Interacting with Dataframes

Reading Datasets Programatically

There are two ways to use a dataframe in the canvas as a pandas dataframe in the shared runtime.

The first is to add a dataframe to the dataframe input of the cell operator. The dataframe will then be available for use through the df keyword.

The second way is to call einblick.read_df(df) with the appropriate dataframe name from the Dataframes menu.

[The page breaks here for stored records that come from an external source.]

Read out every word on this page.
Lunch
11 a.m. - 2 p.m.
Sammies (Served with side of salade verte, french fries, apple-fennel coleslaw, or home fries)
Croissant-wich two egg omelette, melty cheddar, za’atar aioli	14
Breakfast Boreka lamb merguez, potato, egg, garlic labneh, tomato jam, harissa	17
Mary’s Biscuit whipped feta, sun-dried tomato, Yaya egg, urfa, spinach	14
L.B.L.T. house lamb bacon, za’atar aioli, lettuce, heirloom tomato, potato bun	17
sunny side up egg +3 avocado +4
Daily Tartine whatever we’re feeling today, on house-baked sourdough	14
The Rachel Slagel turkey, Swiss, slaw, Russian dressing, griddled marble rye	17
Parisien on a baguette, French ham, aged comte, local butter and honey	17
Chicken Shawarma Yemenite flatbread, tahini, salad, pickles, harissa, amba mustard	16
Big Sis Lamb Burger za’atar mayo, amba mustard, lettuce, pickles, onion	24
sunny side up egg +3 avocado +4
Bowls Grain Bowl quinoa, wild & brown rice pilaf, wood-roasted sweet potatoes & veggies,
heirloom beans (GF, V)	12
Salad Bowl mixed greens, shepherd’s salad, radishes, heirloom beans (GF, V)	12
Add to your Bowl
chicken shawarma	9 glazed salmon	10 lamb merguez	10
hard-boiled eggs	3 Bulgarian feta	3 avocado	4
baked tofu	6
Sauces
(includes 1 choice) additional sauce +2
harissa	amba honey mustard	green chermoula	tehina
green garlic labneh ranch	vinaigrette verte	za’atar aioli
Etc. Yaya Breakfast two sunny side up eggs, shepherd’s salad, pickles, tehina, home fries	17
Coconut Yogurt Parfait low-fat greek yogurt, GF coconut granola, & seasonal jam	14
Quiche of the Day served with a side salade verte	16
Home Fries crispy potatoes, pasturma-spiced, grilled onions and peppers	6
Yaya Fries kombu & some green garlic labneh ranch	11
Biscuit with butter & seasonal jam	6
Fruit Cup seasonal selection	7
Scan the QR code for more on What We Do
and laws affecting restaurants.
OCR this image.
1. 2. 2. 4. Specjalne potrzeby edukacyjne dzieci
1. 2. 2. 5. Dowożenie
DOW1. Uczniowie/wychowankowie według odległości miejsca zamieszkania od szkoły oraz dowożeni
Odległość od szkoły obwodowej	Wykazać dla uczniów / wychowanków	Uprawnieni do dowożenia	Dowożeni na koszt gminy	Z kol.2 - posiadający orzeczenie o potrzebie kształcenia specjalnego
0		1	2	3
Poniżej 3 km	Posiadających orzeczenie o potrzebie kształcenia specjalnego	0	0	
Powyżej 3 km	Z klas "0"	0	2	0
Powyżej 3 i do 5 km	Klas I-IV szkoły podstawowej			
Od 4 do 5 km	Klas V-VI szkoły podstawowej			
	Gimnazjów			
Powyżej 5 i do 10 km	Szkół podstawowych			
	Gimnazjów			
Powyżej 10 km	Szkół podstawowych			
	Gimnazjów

You should not use pd.read_csv()

Exposing Runtime Dataframes as Cell Output Dataframes

Each Python cell has an Output menu on the left that allows you to choose the name of the variable in the runtime exposed as an output dataframe. For example, in the following image, the cell exposes filtered_df as its output dataframe, instead of the default df variable.

Visualization

Many Python packages support the display of visual outputs, and many such libraries are supported in Python cells. Examples of supported packages include

  • altair
  • matplotlib
  • plotnine
  • plotly
  • seaborn

No special syntax is required to display outputs beyond what is typical for each package. For example, this example in the matplotlib example gallery works out-of-the-box.